Gift Shop Stunt Ups Pressure On Natural History Museum To Jettison Trump Megadonor

Hundreds of scientists are already demanding Long Island billionaire Rebekah Mercer leave the museum board over her climate change denial funding.
A photo of one of the postcards the stunt artists planted in the American Museum of Natural History's gift shop.
A photo of one of the postcards the stunt artists planted in the American Museum of Natural History's gift shop.
Clean Money Project

The latest attempt to pressure the American Museum of Natural History to sever ties with billionaire Rebekah Mercer asks for her to exit through the gift shop.

A New York-based political stunt group calling itself the Clean Money Project planted spoof gifts in the museum store and staged fake exhibit signs on Monday in a bid to highlight the hypocrisy of allowing Mercer, a major donor, to remain on its board of directors.

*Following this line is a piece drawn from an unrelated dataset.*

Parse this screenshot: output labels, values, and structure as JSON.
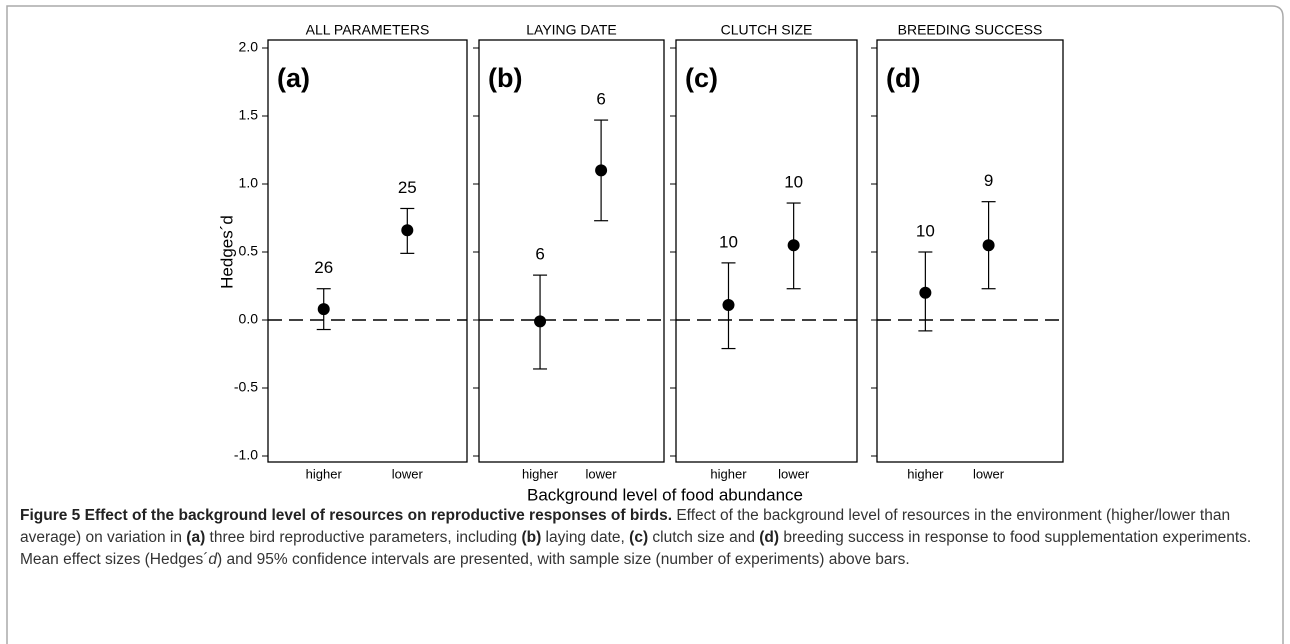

The group put postcards on display with Mercer’s picture and the words β€œclimate change denier and museum board member” alongside Isaac Newton with the slogan β€œglobal warming is a myth” and Albert Einstein facetiously quoted as saying, β€œThere’s no way to prove climate change is related to fossil fuels.” The group posted a video of the stunt on YouTube.

Mercer has donated $4.1 million to the museum over the past four years through her family’s foundation, and has sat on the board since 2013.

The Long Island heiress to her father’s hedge fund fortune also funded and orchestrated candidate Donald Trump’s presidential campaign, bankrolled the right-wing news site Breitbart and donated millions to climate change denial think tanks. More than 200 scientists launched a campaign in January demanding that the museum remove Mercer, whom they called an β€œanti-science propagandist,” from the board.

A similar effort in 2015 forced fossil fuel billionaire David Koch, one of the top financiers behind the climate denial movement, to leave the museum board.

The stunt this week was not connected to the campaign. A member of the group spoke on condition of anonymity to prevent security officials from identifying him in future projects, but HuffPost confirmed his identity.

β€œWe want Rebekah Mercer off the board, and we do think the Natural History Museum is complicit in allowing these people to be two-faced,” he said. β€œThey’re giving them credibility when they are spending much more money battling science and undermining science.”

The satirical products also included bottled β€œfracking water” branded with the Koch brothers’ name and flammability warnings, a 2019 calendar celebrating the β€œbeauty of CO2” with photos of smokestacks, and an empty two-foot box advertising a β€œhome fracking set” that looked like a kids’ chemistry kit.

In various wings of the museum, the group left behind framed signs proclaiming a new β€œBreitbart evolution wing” sponsored by Mercer and a Koch Enterprises-funded β€œfossil-fuel appreciation wing.”

β€œThe Museum doesn’t have anything to add to the information you already have,” Roberto Lebron, a museum spokesman, said in regards to the group’s stunt via email Wedensday.

Protesters from the group Revolting Lesbians marched outside New York City’s American Museum of Natural History on Jan. 21, 2018.
Protesters from the group Revolting Lesbians marched outside New York City’s American Museum of Natural History on Jan. 21, 2018.
SOPA Images via Getty Images

The Mercer Family Foundation has donated generously to climate misinformation groups in recent years, contributing nearly $5.9 million to the Heartland Institute, a leading proponent of climate science denial, between 2008 and 2016, according to previously unreleased tax filings reviewed and published by HuffPost in January.

The foundation increased spending on climate denial in recent years. The family gave $150,000 to the CO2 Coalition, an organization born from the ashes of the defunct George C. Marshall Institute, which denied global warming and lobbied against the science behind acid rain and carcinogens in cigarette smoke. It also provided $125,000 to the Arizona-based Center for the Study of Carbon Dioxide and Global Change, an oil-funded think tank run by former Peabody Energy executive Craig Idso.

The foundation donated nearly $2.3 million to the Donors Trust, a fundraising organization nicknamed β€œthe dark-money ATM of the conservative movement” that does not take an official position on climate change but has for years directed money to denial proponents.

In a rare and widely derided public statement in February, Mercer dismissed accusations that she is β€œanti-science” as β€œabsurd smears.”

β€œI oppose politicized science, in which researchers cannot study certain subjects β€” or even ask certain questions β€” for fear of career-ending backlash and persecution,” she wrote in an op-ed published in The Wall Street Journal. β€œThese beliefs shape my philanthropy and my political activity.”

Mercer did not respond to a request for comment on Wednesday.